LTCI became wildly expensive to offset the cost of the prolonged payment periods that were common with care.
If you wanted LTCI at an older age, you likely wouldn’t qualify for a policy. If you did, the cost was often prohibitive.
Additionally, most of the policies were to use it or lose it. In other words, if a policyholder died suddenly, all the money they paid into the policy was pure profit for the insurance company.
Over time, self-insuring became an appealing alternative to paying for a policy. If you never need it, it’s still your money to keep.
Today things have changed. There are different options for LTCI.
While we recommend purchasing the insurance in your fifties or sixties, some products can help people in their seventies still considered affordable.
Additionally, some options give you your money back if you don’t use the policy enough, making LTCI much more attractive.
There are some great tools to determine if you should further investigate LTCI policies, which you can find here.
Don’t let the company’s name fool you – they’re a private company selling LTCI policies and not affiliated with the U.S. government.
If you are looking to purchase a new LTCI policy, we recommend speaking with Mike Harrington of Lifetime Insurance Planning, especially if you value personalized customer service.
There is a 90-day elimination period with most policies. This regulation means you must pay out of pocket for up to 90 days before the insurance policy will kick in.

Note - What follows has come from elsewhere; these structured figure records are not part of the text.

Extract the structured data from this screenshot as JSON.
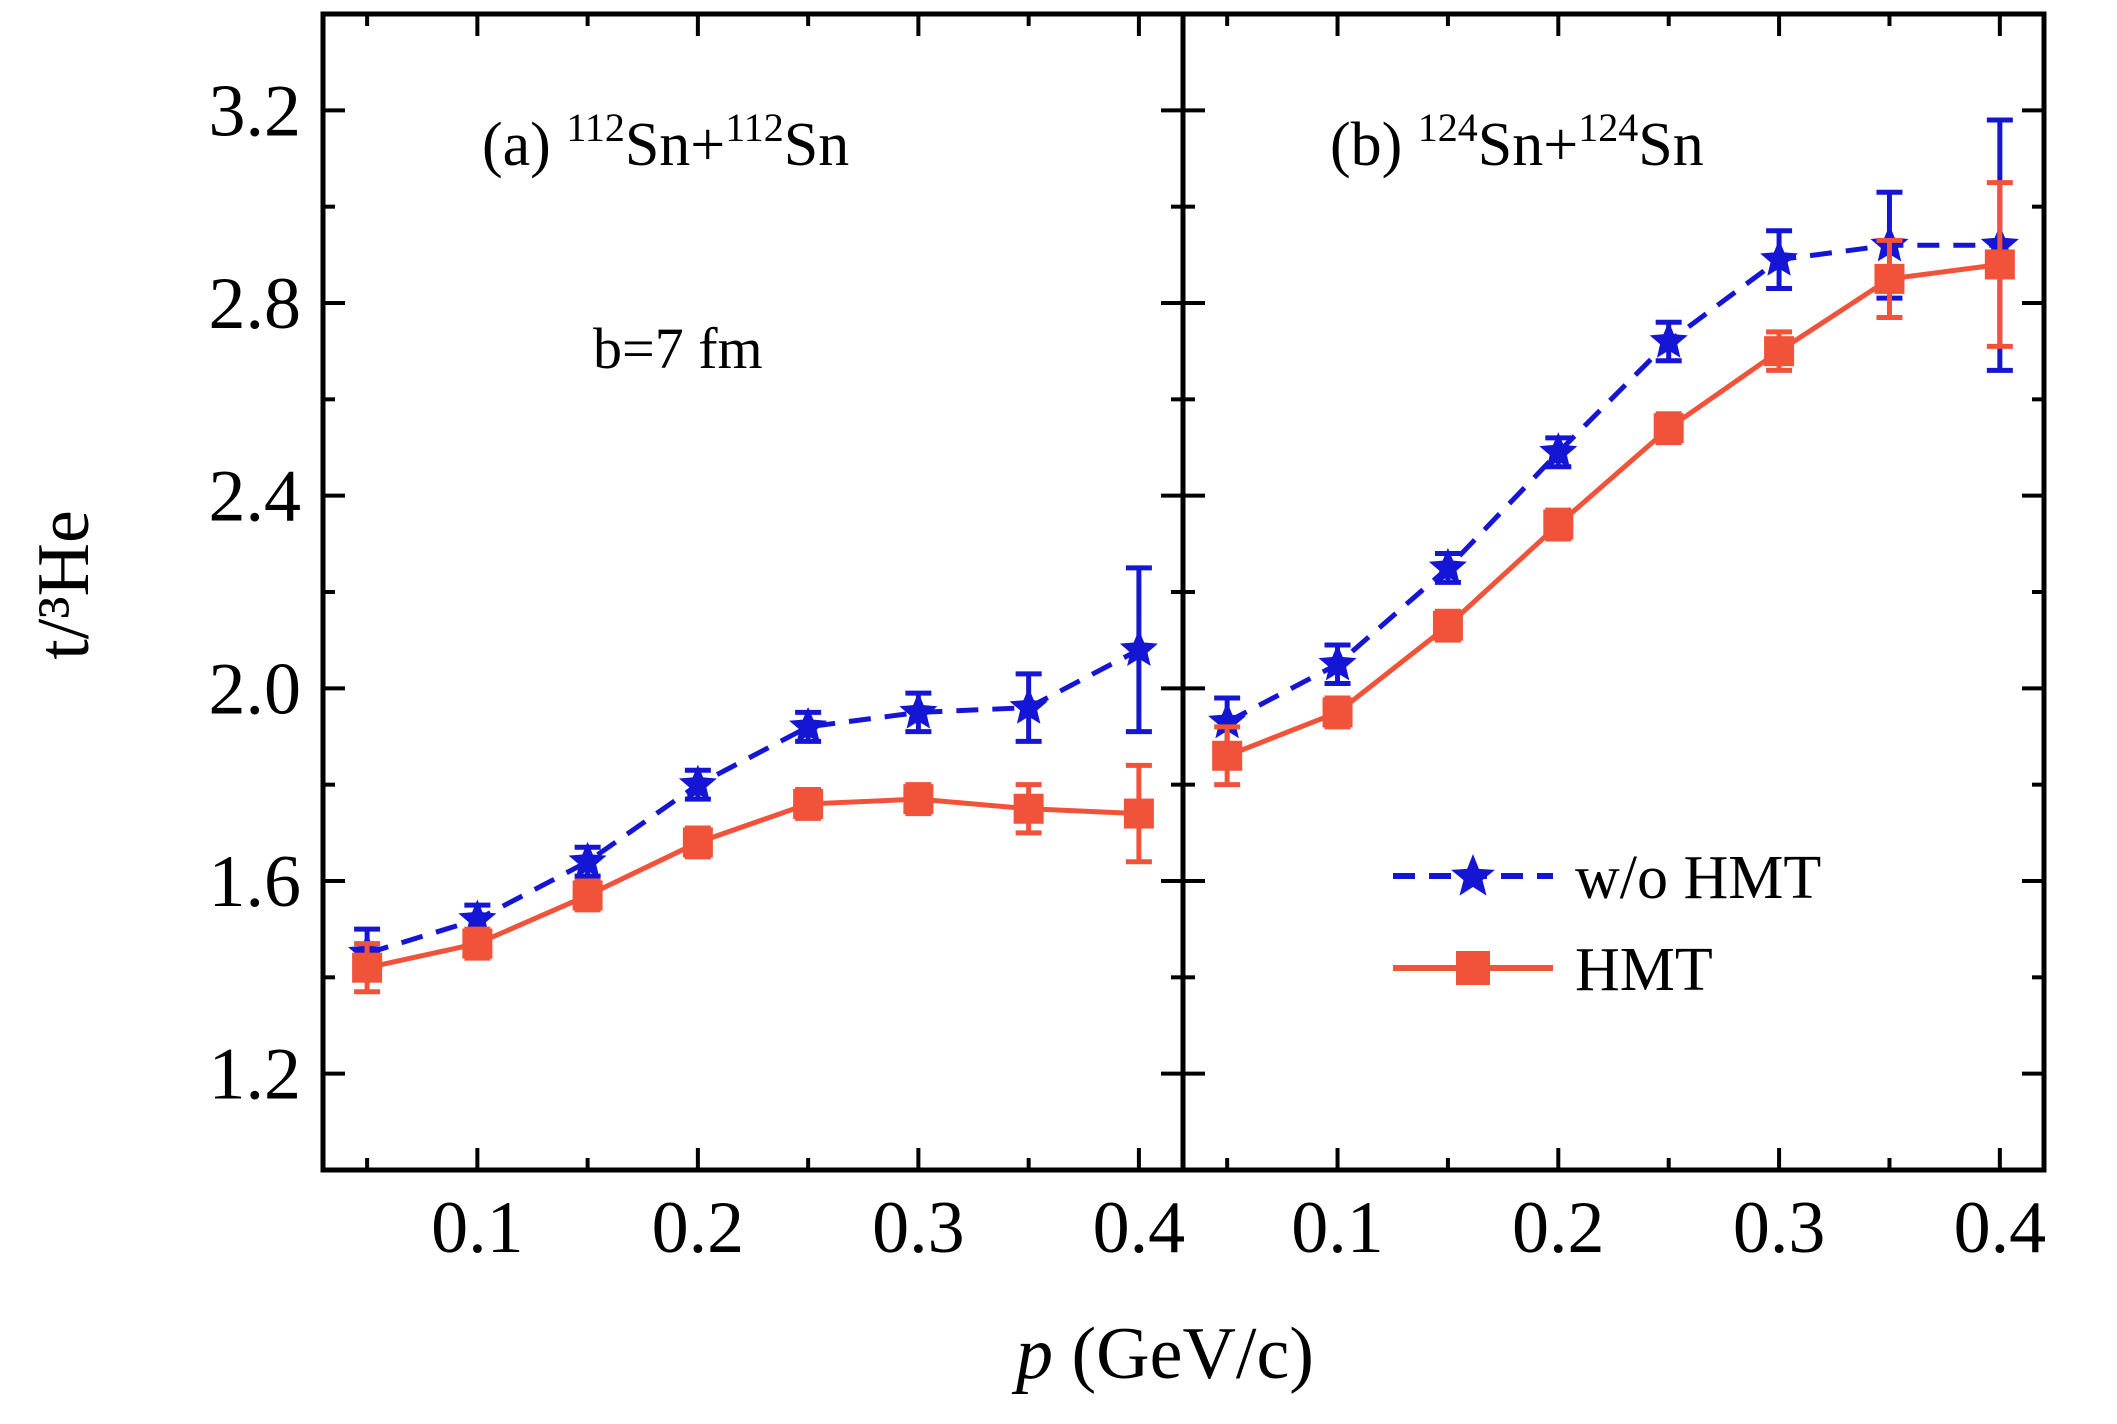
{
  "figure": {
    "ylabel": "t/³He",
    "xlabel_var": "p",
    "xlabel_unit": " (GeV/c)",
    "annotation": "b=7 fm"
  },
  "legend": [
    {
      "label": "w/o HMT",
      "color": "#1515d4",
      "marker": "star",
      "line": "dashed"
    },
    {
      "label": "HMT",
      "color": "#f0533a",
      "marker": "square",
      "line": "solid"
    }
  ],
  "chart_data": [
    {
      "type": "line",
      "panel": "(a)",
      "title_prefix": "(a) ",
      "title_mass1": "112",
      "title_elem1": "Sn+",
      "title_mass2": "112",
      "title_elem2": "Sn",
      "xlabel": "p (GeV/c)",
      "ylabel": "t/³He",
      "xlim": [
        0.03,
        0.42
      ],
      "ylim": [
        1.0,
        3.4
      ],
      "xticks": [
        0.1,
        0.2,
        0.3,
        0.4
      ],
      "xticklabels": [
        "0.1",
        "0.2",
        "0.3",
        "0.4"
      ],
      "yticks": [
        1.2,
        1.6,
        2.0,
        2.4,
        2.8,
        3.2
      ],
      "yticklabels": [
        "1.2",
        "1.6",
        "2.0",
        "2.4",
        "2.8",
        "3.2"
      ],
      "x": [
        0.05,
        0.1,
        0.15,
        0.2,
        0.25,
        0.3,
        0.35,
        0.4
      ],
      "series": [
        {
          "name": "w/o HMT",
          "values": [
            1.45,
            1.52,
            1.64,
            1.8,
            1.92,
            1.95,
            1.96,
            2.08
          ],
          "errors": [
            0.05,
            0.03,
            0.03,
            0.03,
            0.03,
            0.04,
            0.07,
            0.17
          ]
        },
        {
          "name": "HMT",
          "values": [
            1.42,
            1.47,
            1.57,
            1.68,
            1.76,
            1.77,
            1.75,
            1.74
          ],
          "errors": [
            0.05,
            0.03,
            0.03,
            0.03,
            0.03,
            0.03,
            0.05,
            0.1
          ]
        }
      ]
    },
    {
      "type": "line",
      "panel": "(b)",
      "title_prefix": "(b) ",
      "title_mass1": "124",
      "title_elem1": "Sn+",
      "title_mass2": "124",
      "title_elem2": "Sn",
      "xlabel": "p (GeV/c)",
      "ylabel": "t/³He",
      "xlim": [
        0.03,
        0.42
      ],
      "ylim": [
        1.0,
        3.4
      ],
      "xticks": [
        0.1,
        0.2,
        0.3,
        0.4
      ],
      "xticklabels": [
        "0.1",
        "0.2",
        "0.3",
        "0.4"
      ],
      "yticks": [
        1.2,
        1.6,
        2.0,
        2.4,
        2.8,
        3.2
      ],
      "x": [
        0.05,
        0.1,
        0.15,
        0.2,
        0.25,
        0.3,
        0.35,
        0.4
      ],
      "series": [
        {
          "name": "w/o HMT",
          "values": [
            1.93,
            2.05,
            2.25,
            2.49,
            2.72,
            2.89,
            2.92,
            2.92
          ],
          "errors": [
            0.05,
            0.04,
            0.03,
            0.03,
            0.04,
            0.06,
            0.11,
            0.26
          ]
        },
        {
          "name": "HMT",
          "values": [
            1.86,
            1.95,
            2.13,
            2.34,
            2.54,
            2.7,
            2.85,
            2.88
          ],
          "errors": [
            0.06,
            0.03,
            0.03,
            0.03,
            0.03,
            0.04,
            0.08,
            0.17
          ]
        }
      ]
    }
  ]
}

Also, you need to prove that the policyholder cannot perform a certain number of ADLs (activities of daily living). You can typically check this through your primary physician.
If you’re using your policy to pay for private at-home care or assisted-living community services, you’ll need to provide ongoing documentation to show you’re receiving these services. Usually, the service provider and the insurance company can help you work that out.
Purchasing long-term care insurance is something everyone should consider as their loved ones get older.
While it might not be the best choice for everyone, having it be part of the discussion when planning how to age-in-place can help pay for a significant portion of the costs.